Enbridge Inc.’s (ENB - Free Report) indirect subsidiary —Enbridge (U.S.) Inc — has inked a definitive agreement with AL Midcoast Holdings, LLC (AL Midcoast), an affiliate of ArcLight Capital Partners, LLC, for sale of Midcoast Operating, L.P. and its subsidiaries (Midcoast) for $1.120 billion in cash.
Subject to regulatory approvals and satisfaction of other customary closing conditions, the transaction is projected to close in the third quarter of 2018.
The Midcoast Operating, L.P. and its subsidiaries (Midcoast) carry out the company's U.S. natural gas and natural gas liquids (NGL) gathering, processing, transportation and marketing businesses along with supplying to renowned basins in Texas.
The natural gas gathering, treating, processing and transportation as well as NGL transportation assets located in the East Texas, Western Anadarko and Barnett shale plays comprise the Midcoast business. It also includes about 11,200 miles of natural gas gathering and transportation pipelines, 2,075 million cubic feet per day (MMcf/d) of natural gas processing capacity and 1,330 MMcf/d of treating capacity.
Other assets include a NGL logistics and marketing business (comprising ELTM, L.P. and Enbridge Marketing (U.S.) L.P.), as well as a 35% interest in Texas Express Pipeline, including a 594-mile, 20-inch NGL pipeline and a 35% interest in Texas Express Gathering. This also includes115 miles of NGL pipelines and other NGL infrastructure comprising the company's Texas Express NGL pipeline system.
The sale includes its 100% owned gathering and processing assets in Texas and Oklahoma.
In another announcement, Enbridge entered into an agreement with the Canada Pension Plan Investment Board (“CPPIB”) to monetize a 49% interest in a few North American onshore renewable power assets as well as 49% of Enbridge's interests in two German offshore wind projects —Hohe See and related expansion— through a newly-formed joint venture with CPPIB for about CAD$1.75 billion.
Enbridge is expected to contribute all of its Canadian renewable power assets, held through Enbridge Income Fund, as well as two U.S. assets—the Cedar Point Wind Farm in Colorado and the Silver State North Solar Project in Nevada. However, interests in some other U.S. renewable power assets are expected to be retained by the company. The interests in these assets might be monetized or sold at a later date.
Per the terms of the agreement, CPPIB will fund its 49% pro-rata share of the remaining construction capital necessary for completion of the Hohe See projects, offshore Germany. It is projected to be operational by 2020. The additional capital commitment is estimated at about CAD$0.5 billion, taking CPPIB's total commitment to about CAD$2.25 billion.
Enbridge and its affiliates will continue to manage, operate and provide administrative services for the renewable power assets.
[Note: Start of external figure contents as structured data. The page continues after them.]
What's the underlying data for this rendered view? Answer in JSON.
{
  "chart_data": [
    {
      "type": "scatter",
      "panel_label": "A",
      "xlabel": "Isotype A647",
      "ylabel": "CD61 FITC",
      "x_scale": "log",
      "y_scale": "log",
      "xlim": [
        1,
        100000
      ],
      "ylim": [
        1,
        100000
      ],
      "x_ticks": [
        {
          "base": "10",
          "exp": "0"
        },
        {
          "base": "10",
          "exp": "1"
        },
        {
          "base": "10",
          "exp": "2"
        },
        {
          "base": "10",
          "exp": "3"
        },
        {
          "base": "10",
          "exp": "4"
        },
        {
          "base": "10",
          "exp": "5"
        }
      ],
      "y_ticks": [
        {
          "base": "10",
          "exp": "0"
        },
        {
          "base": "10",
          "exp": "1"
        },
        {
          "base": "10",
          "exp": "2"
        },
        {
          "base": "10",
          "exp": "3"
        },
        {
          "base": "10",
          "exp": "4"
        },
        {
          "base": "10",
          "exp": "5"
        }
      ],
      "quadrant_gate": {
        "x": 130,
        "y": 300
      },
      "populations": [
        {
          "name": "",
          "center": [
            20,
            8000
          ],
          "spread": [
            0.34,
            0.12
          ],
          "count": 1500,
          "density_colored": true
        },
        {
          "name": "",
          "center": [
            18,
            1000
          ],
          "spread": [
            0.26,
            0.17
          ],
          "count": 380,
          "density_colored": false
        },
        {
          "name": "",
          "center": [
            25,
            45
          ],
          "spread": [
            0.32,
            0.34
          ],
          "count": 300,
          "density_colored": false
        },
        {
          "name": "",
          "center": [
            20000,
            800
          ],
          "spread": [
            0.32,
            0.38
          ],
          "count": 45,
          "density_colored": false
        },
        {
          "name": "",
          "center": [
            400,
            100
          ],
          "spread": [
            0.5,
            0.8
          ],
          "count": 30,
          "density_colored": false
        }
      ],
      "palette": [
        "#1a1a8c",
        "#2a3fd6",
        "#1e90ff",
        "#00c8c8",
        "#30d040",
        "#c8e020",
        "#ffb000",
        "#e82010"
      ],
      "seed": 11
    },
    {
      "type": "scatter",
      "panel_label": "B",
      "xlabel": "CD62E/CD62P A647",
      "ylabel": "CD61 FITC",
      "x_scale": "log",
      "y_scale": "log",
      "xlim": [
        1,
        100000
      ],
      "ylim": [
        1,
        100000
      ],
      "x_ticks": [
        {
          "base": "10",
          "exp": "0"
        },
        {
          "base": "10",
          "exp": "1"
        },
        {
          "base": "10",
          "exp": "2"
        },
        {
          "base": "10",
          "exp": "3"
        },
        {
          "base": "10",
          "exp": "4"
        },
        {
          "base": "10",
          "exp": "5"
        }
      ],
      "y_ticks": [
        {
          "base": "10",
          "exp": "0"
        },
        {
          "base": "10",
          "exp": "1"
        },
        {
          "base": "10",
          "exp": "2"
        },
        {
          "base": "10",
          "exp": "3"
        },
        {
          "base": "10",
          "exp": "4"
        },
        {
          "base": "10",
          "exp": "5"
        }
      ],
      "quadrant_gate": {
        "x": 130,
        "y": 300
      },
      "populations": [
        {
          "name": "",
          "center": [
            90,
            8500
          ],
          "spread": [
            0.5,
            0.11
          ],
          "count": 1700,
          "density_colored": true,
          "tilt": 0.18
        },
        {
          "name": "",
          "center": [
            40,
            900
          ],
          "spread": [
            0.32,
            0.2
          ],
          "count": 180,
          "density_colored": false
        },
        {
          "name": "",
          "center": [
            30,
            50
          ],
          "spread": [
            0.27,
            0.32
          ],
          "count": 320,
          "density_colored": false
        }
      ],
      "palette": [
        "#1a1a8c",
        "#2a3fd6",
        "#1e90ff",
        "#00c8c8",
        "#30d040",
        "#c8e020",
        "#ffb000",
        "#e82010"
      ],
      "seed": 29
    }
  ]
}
The transaction is expected to close during the third quarter of 2018.
These transactions are in sync with Enbridge’s strategy to move towards a pure regulated pipeline and utility model as well as achieve its target of selling non-core assets worth CAD$3 billion in 2018. The proceeds from the sale will be used to strengthen its balance sheet and boost the financial flexibility to fund its secured growth program of CAD$22 billion.
Over the last three months, Enbridge’s shares lost 7.5% compared with the industry’s 4.8% decline.
Zacks Rank & Stocks to Consider
Enbridge currently carries a Zacks Rank #4 (Sell).
A few better-ranked players in the same sector are Nine Energy Service, Inc (NINE - Free Report) , BP plc (BP - Free Report) and CVR Refining, LP . All three stocks sport a Zacks Rank #1 (Strong Buy). You can see the complete list of today’s Zacks #1 Rank stocks here.
Nine Energy Service is engaged in delivering onshore completion and production services to unconventional oil and gas resource development. The company pulled off a positive earnings surprise of 6.25% in the preceding quarter.
BP is among the leading integrated energy players in the world. The company delivered an average positive earnings surprise of 29.6% in the trailing four quarters.
Sugar Land, TX-based CVR Refining is an independent downstream energy partnership with refining and associated logistics properties in the Midcontinent United States. The company delivered average positive earnings surprise of 7.05% in the last four quarters.